Parents and educational reform organizations plan to take to the streets on Sunday to urge the government to extend compulsory education to 12 years, the National Alliance of Parents Organizations (NAPO) said yesterday.
Alliance chairman Hsieh Kuo-ching (謝國清) told reporters that the organizations will gather at the National Taiwan Democracy Memorial Hall at 2pm on Sunday before rallying on Ketagalan Boulevard in front of the Presidential Office between 3pm and 6pm.
Hsieh said the demonstration is expected to attract between 5,000 and 10,000 parents and education activists in support of a free 12-year compulsory education system without entrance examinations.
Currently, Taiwan’s compulsory education only covers the first through ninth grade.

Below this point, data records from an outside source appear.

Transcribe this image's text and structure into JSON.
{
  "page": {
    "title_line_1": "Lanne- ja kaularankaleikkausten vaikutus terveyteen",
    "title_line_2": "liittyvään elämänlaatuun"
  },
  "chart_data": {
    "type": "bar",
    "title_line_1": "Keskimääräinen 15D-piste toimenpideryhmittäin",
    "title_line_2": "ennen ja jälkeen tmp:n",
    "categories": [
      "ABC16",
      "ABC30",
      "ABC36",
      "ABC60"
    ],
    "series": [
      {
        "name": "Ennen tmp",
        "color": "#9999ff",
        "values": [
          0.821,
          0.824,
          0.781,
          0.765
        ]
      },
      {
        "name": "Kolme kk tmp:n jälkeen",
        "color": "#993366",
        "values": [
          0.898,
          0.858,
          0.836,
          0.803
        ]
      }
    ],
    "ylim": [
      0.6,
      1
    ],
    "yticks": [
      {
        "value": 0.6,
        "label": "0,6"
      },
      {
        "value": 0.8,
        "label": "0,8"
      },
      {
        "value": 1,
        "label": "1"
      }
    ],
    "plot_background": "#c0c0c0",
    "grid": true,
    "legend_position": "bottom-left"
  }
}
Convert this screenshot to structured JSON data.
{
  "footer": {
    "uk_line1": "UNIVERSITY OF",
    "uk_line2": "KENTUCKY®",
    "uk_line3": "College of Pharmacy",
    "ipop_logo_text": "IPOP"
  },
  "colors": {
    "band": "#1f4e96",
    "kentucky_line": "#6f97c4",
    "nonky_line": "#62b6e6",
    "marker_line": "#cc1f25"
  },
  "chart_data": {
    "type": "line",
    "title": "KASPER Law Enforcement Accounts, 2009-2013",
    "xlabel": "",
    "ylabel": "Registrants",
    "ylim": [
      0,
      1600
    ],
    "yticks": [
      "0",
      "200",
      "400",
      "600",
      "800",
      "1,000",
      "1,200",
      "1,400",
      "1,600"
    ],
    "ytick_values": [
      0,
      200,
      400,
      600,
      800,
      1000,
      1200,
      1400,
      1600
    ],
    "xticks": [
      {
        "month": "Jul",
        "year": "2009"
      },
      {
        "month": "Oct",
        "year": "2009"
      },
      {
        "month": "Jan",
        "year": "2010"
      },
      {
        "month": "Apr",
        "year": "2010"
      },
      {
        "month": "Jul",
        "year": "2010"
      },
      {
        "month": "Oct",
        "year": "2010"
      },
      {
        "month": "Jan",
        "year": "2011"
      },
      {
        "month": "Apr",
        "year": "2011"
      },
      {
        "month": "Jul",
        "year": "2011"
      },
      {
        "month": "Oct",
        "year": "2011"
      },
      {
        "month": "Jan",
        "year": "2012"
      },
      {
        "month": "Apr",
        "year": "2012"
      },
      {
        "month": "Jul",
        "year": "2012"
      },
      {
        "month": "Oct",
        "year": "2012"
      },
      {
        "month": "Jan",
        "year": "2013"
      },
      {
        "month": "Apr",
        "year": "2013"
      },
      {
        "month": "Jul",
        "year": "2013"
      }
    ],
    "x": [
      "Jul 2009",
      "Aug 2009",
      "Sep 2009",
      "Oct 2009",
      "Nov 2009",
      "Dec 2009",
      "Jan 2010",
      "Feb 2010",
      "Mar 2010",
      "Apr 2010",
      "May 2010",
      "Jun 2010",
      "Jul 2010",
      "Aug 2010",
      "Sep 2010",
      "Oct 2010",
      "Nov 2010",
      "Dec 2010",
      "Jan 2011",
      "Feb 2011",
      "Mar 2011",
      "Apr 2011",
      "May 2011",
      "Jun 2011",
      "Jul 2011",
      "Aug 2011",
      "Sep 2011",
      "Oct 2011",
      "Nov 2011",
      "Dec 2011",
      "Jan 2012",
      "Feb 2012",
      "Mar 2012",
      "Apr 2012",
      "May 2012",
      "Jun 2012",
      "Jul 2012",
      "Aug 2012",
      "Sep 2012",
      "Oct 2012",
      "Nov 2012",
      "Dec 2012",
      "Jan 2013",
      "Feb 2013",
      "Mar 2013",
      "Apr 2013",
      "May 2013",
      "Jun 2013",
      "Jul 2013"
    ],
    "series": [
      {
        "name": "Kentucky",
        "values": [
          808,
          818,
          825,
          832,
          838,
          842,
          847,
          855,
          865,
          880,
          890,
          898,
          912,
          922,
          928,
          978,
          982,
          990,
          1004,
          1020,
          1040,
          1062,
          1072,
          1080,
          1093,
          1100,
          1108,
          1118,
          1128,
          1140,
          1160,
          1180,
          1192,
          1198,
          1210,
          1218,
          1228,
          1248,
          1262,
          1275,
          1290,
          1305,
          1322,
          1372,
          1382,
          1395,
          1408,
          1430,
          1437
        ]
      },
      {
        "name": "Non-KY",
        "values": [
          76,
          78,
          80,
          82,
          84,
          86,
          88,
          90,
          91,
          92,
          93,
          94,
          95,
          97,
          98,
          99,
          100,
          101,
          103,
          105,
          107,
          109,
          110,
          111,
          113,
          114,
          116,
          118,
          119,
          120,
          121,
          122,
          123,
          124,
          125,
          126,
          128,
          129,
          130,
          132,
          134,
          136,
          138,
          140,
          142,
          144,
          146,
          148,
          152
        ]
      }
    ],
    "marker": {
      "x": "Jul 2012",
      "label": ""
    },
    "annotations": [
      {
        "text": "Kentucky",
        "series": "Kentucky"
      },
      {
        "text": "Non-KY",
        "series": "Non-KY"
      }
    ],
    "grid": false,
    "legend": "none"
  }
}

Junior high school students usually have to take high school entrance examinations to pursue high school education.
“The public has reached a consensus that children cannot benefit from the current high school entrance examination system,” Hsieh said.
The Ministry of Education (MOE) said on Monday last week that it planned to reduce the number of high school entrance examinations from two to one per year starting in the 2012 school year.
The ministry also plans to gradually allow more junior high school students to apply directly to senior high schools instead of having to take part in the examinations, starting in the next academic year.
However, the NAPO said it was not satisfied with the MOE’s plan, partly because the ministry has yet to announce a timetable to make high school education free of charge.
Hsieh said the president or the premier had yet to make a public promise to grant government funding to support the extension of mandatory education from nine years to 12 years.
“The government would rather spend NT$12 billion [US$360.5 million] providing free school lunches to students than spend NT$17 billion to let students attend high school and vocational high school free of charge,” NAPO vice chairman Lin Wen-hu (林文虎) said.
“The government is not spending money on things that really matter,” Lin said.